Mars may look like a dry, dusty planet today. But scientific models indicate that it was likely once home to massive amounts of water, both above and below its surface - and now, researchers have evidence to back those models up.
"Early Mars was a watery world, but as the planet's climate changed this water retreated below the surface to form pools and 'groundwater'," European Space Agency (ESA) researcher Francesco Salese said in a press release.
"We traced this water in our study, as its scale and role is a matter of debate," he continued, "and we found the first geological evidence of a planet-wide groundwater system on Mars."
Using data from a trio of instruments - the High Resolution Stereo Camera (HRSC) aboard the ESA's Mars Express spacecraft, NASA's High Resolution Imaging Science Experiment (HiRISE), and the Context Camera aboard NASA's Mars Reconnaissance Orbiter - the ESA researchers explored two dozen enclosed craters in Mars' northern hemisphere.

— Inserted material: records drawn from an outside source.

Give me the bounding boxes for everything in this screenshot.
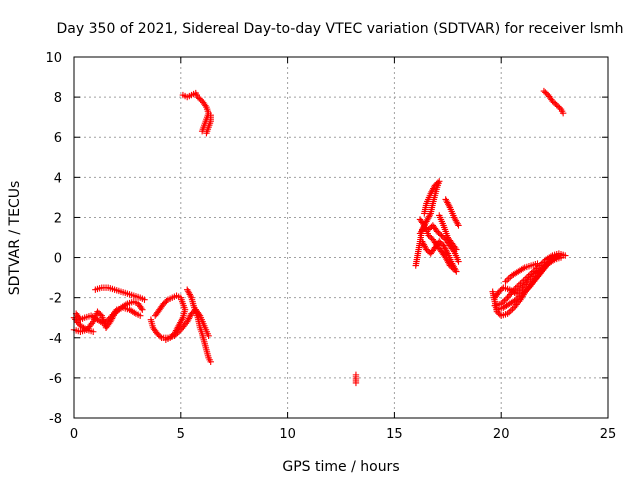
y-tick-label: 6 — [54, 131, 62, 146]
data-point — [420, 220, 427, 228]
x-tick-label: 15 — [386, 427, 403, 442]
y-tick-label: 2 — [54, 211, 62, 226]
data-point — [449, 265, 456, 272]
data-point — [137, 312, 144, 319]
data-point — [141, 296, 148, 303]
data-point — [352, 379, 360, 387]
data-point — [139, 306, 146, 313]
data-point — [455, 258, 462, 265]
y-tick-label: 0 — [54, 252, 62, 267]
data-point — [168, 333, 175, 340]
data-point — [452, 244, 459, 252]
x-tick-label: 25 — [600, 427, 617, 442]
plot-frame — [73, 56, 609, 419]
x-axis-title: GPS time / hours — [282, 459, 399, 475]
data-points — [70, 87, 569, 387]
y-tick-label: 10 — [45, 51, 62, 66]
data-point — [202, 102, 209, 109]
data-point — [557, 254, 565, 261]
chart-title: Day 350 of 2021, Sidereal Day-to-day VTE… — [57, 21, 624, 37]
data-point — [90, 328, 97, 335]
x-tick-label: 5 — [177, 427, 185, 442]
y-tick-label: -4 — [49, 332, 62, 347]
data-point — [97, 311, 104, 318]
data-point — [421, 210, 428, 217]
data-point — [534, 260, 541, 267]
data-point — [559, 109, 567, 117]
data-point — [205, 332, 212, 339]
y-tick-label: -2 — [49, 292, 62, 307]
grid-lines — [74, 57, 608, 418]
data-point — [455, 222, 462, 229]
data-point — [556, 104, 563, 112]
data-point — [207, 358, 214, 366]
data-point — [162, 336, 170, 343]
y-tick-label: -8 — [49, 412, 62, 427]
data-point — [498, 285, 506, 293]
x-tick-label: 20 — [493, 427, 510, 442]
data-point — [453, 246, 460, 253]
data-point — [156, 333, 164, 340]
y-axis-title: SDTVAR / TECUs — [7, 181, 23, 296]
data-point — [562, 252, 569, 259]
x-tick-label: 0 — [70, 427, 78, 442]
y-tick-label: -6 — [49, 372, 62, 387]
x-tick-label: 10 — [279, 427, 296, 442]
tick-labels: 0 5 10 15 20 25 -8 -6 -4 -2 0 2 4 6 8 10 — [45, 51, 616, 442]
data-point — [207, 111, 214, 119]
data-point — [451, 266, 458, 273]
data-point — [138, 304, 145, 312]
data-point — [496, 311, 503, 318]
y-tick-label: 8 — [54, 91, 62, 106]
y-tick-label: 4 — [54, 171, 62, 186]
data-point — [163, 297, 170, 305]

On the floors of these craters, the team found features that suggest the craters once contained "pools and flows of water that changed and receded over time".
They were even able to estimate past water levels and found they matched up with the expected shorelines of an ocean that many believe existed on Mars between three and four billion years ago - and which may have been connected to a system of subterranean lakes.
Water is a key indicator of life, so any evidence of water on Mars lends credence to the idea that the planet might have once been home to living organisms.
But evidence of a groundwater system isn't the only ESA discovery with life-on-Mars implications - within five of the craters they examined, the team also found signs of minerals that past research has connected to the emergence of life on Earth.
As Mars Express project scientist Dmitri Titov noted, the discovery could help researchers pinpoint the spots on Mars most likely to contains evidence of past life on the Red Planet - potentially putting us one step closer to finding extraterrestrial life.